Often, anecdotes tell more about the underlying processes in society than endless lists of facts and figures. The following is a case in point, an example of the conclusions being reached by many workers on the basis of their own experience. While traveling through Chicago's O'Hare airport on "Bloody Monday," I went to the service desk at my departure gate to confirm my arrival time. Three airline workers, one working the desk and two crew members waiting to get on the plane before boarding, saw the news on CNN that 68,000 workers had lost their jobs in a single day. The looks on their faces were of concern and disbelief; they were clearly thinking about their own job security. Then the service desk worker said, "It's a shame, when all they really need to do is lay off five people." The others looked puzzled. "Yeah, just five people: the CEOs of United Airlines, American Airlines, Delta Airlines, etc. and the problem would be solved!" The others chuckled, and one added, "Make that 10 people – the heads of the banks too!" After more laughter, the third added: "Let them all get on their Learjets and fly off to wherever, never to return!"

 These are the snippets of conversation one hears across the country as millions of workers engage in a molecular process of discussion and analysis of the crisis and its causes, reaching out to one another for ideas and support.
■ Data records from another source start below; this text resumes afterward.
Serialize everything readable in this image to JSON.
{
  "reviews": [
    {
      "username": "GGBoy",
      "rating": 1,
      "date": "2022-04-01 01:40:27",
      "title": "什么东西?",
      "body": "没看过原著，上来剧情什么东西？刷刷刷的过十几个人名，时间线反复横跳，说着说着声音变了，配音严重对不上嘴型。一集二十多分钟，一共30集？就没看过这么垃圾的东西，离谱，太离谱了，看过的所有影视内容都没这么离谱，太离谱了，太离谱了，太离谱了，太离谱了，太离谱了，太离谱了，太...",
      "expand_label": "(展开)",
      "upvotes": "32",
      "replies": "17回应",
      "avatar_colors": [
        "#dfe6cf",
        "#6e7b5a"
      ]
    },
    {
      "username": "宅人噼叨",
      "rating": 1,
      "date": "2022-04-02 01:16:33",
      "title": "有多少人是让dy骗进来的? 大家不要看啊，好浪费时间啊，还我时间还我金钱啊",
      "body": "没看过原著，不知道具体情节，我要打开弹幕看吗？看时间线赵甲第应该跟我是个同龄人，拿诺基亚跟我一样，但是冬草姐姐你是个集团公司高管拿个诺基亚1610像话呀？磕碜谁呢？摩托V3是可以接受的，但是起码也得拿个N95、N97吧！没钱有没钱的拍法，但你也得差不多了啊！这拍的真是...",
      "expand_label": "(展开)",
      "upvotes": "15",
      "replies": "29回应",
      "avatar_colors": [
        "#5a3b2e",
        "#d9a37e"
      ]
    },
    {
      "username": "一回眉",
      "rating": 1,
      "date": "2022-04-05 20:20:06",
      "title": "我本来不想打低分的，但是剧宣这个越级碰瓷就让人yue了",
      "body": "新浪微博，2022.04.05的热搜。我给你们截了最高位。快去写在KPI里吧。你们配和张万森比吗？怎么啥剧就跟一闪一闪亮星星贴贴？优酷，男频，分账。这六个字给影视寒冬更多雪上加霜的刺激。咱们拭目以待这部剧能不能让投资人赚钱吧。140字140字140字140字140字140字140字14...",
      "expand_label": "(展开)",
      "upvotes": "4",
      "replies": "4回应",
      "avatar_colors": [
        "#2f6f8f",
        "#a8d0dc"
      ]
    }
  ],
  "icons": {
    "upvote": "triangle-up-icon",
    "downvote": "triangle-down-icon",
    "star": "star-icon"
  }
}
Here are a few more: "Every day it's more bad news and more people unemployed." "I thought my job was safe, but now I'm starting to worry. The axe could come down at any moment." "We need to confiscate the property of the rich." "They built too many stores during the boom and now everyone's getting laid off."

U.S. workers are beginning to "connect the dots." They instinctively understand that it is just a handful of people at the top who make the decisions that affect the rest of us. Just a few months ago, these kinds of discussions were simply not taking place on such a wide scale: on the bus, in the grocery store checkout line, at the Post Office, during the football game, at church, and at the bar, around the dinner table. This is just the beginning of the beginning of a profound shift in how U.S. workers – yes, the same workers who in the past voted for GW Bush and supported the Iraq War – understand and relate to the society they live in. The revolutionary implications for the future are clear.